Дома он тотчас же начал писать прошение. Надежда посматривала через его плечо и, читая строчку за строчкой, негромко смеялась.

— Ничего, ничего, — говорил Владимир с возраставшим задором. — Край здесь, Надюша, золотоносный, богатый всяческими залежами, и люди верят в фарт поисковиков. И нам исправник поверит. Вот увидишь.

Запечатав прошение в конверт, он повернулся к жене:

— Есть более существенное затруднение. Разговор там предстоит серьезный, острый, а я в философии не силен. Да, да, не убеждай меня в обратном. Я очень хорошо осознаю свою философскую необразованность. Ну, ладно. Гегель у нас есть, Кант есть. И еще кое-что найдется. Поштудирую. Из неокантианцев мы с тобой выписали путаника Ланге. Авось придет на этих днях. Надо бы еще некоторых…

— Может, у кого-нибудь есть?

И Владимир снова вернулся к конторке.

— Раздобудем!

2

Исправник, действительно, ценил горные поиски.

Чем черт не шутит, вдруг этим поднадзорным пофартит? В счастливый час найдут богатое золото! И возьмут в компаньоны своих дружков-»политиков»! Тогда можно не тревожиться, — никто из них не будет замышлять побег. Золото переворачивает людям душу, привязывает к месту.

И разрешение на поездку он отправил в Шушенское с нарочным. Пусть исследуют Егорьевскую гору в интересном для них «геологическом отношении». Пусть ищут.

Ульяновы стали собираться в путь. Надежда помогала Паше стряпать ватрушки. Владимир положил для друзей в дорожную корзину целую связку книг. Тут была и беллетристика, привезенная осенью из Красноярска, и публицистические новинки, на которые он уже успел написать рецензии, и последние номера журналов, прочтенные ими обоими от корки до корки, и немецкие газеты, недавно присланные Маняшей.

Наняли ямщика. Но накануне отъезда все изменилось.

Перед закатом солнца у ворот остановилась телега.

Дженни лаяла, вскинув лапы на подоконник. Отстраняя собаку, Надежда выглянула в открытое окно.

С телеги, непривычно поберегаясь, спрыгнула женщина в длинной юбке и просторной белой кофточке с яркой вышивкой на груди и рукавах. В ее облике было что-то знакомое. Полные щеки, тонкие дуги бровей. Черные волосы из-под старенькой курсистской шляпки ниспадают на виски, закрывают уши.
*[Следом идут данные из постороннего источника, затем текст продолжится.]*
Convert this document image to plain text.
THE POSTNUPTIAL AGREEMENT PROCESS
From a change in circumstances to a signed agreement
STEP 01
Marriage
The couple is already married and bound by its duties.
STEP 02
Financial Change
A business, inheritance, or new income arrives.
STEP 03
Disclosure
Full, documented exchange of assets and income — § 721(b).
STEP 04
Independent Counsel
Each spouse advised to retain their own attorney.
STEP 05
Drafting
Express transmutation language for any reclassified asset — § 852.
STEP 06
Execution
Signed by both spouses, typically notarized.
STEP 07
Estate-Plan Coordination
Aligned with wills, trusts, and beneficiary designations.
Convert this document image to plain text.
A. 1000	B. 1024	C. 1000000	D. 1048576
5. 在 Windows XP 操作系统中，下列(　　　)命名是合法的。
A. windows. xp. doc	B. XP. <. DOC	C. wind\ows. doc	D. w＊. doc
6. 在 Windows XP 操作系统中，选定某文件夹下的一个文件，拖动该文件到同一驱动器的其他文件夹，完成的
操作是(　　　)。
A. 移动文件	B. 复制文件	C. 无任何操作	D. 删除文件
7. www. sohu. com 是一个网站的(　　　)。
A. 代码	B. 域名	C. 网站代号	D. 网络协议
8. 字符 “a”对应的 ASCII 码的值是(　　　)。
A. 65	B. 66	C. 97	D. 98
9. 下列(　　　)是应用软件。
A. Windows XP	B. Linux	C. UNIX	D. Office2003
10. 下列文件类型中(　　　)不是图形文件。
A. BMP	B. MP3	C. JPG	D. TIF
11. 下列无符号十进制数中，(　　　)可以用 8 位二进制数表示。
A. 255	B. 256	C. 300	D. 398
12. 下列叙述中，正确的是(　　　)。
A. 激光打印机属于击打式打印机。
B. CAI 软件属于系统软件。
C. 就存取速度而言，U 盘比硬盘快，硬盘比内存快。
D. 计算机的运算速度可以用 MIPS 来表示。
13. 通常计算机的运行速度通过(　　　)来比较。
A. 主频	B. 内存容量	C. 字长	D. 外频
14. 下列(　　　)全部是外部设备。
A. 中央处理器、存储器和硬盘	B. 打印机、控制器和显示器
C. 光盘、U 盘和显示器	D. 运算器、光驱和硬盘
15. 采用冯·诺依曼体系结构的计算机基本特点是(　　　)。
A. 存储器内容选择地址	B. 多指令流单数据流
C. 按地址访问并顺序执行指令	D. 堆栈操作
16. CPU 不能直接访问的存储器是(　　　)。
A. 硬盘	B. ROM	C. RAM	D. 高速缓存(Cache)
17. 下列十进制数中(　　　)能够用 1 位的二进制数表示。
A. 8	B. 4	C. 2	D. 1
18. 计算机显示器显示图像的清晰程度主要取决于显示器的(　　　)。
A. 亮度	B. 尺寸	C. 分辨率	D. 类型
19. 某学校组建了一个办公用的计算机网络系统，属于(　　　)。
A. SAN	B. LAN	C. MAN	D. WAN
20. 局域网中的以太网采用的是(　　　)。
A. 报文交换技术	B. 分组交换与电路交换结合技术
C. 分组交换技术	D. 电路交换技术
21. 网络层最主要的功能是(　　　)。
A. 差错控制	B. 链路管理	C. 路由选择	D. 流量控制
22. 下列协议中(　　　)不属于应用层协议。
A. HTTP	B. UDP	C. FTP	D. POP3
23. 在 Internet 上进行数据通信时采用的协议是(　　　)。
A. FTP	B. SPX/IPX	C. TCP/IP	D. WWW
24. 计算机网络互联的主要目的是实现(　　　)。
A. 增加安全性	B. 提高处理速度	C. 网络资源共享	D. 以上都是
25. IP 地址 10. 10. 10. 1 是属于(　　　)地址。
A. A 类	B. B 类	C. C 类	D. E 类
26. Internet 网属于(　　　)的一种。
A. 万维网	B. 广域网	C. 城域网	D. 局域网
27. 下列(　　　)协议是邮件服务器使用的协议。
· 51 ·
Кто же она? Вспомнить бы поскорее…

Вслед за женщиной белокурый мужчина с аккуратно подстриженным клинышком бороды, опираясь одной рукой на ее плечо, другой придерживаясь за край телеги, спустил на землю тонкие, как деревянные ходули, непослушные ноги. На нем поверх вышитой украинской рубашки потертая тужурка инженера-технолога. На околыше блеклой фуражки — крест-накрест медные молоточки, а на тулье — темный след от кокарды, снятой, как видно, за ненадобностью. Кусты тальника, что растут на берегу Шушенки, отбрасывают на изможденное лицо приезжего длинные закатные тени, и кожа — серая, как береговая глина. Исхудал человек! Может, вчера из тюрьмы? Тут и самого близкого не сразу узнаешь.

И только после того, как сквозь негустые усы приезжего прорвалась жаркая улыбка, а на щеках женщины от не менее жаркой улыбки обозначились ямочки, Надежда помахала рукой.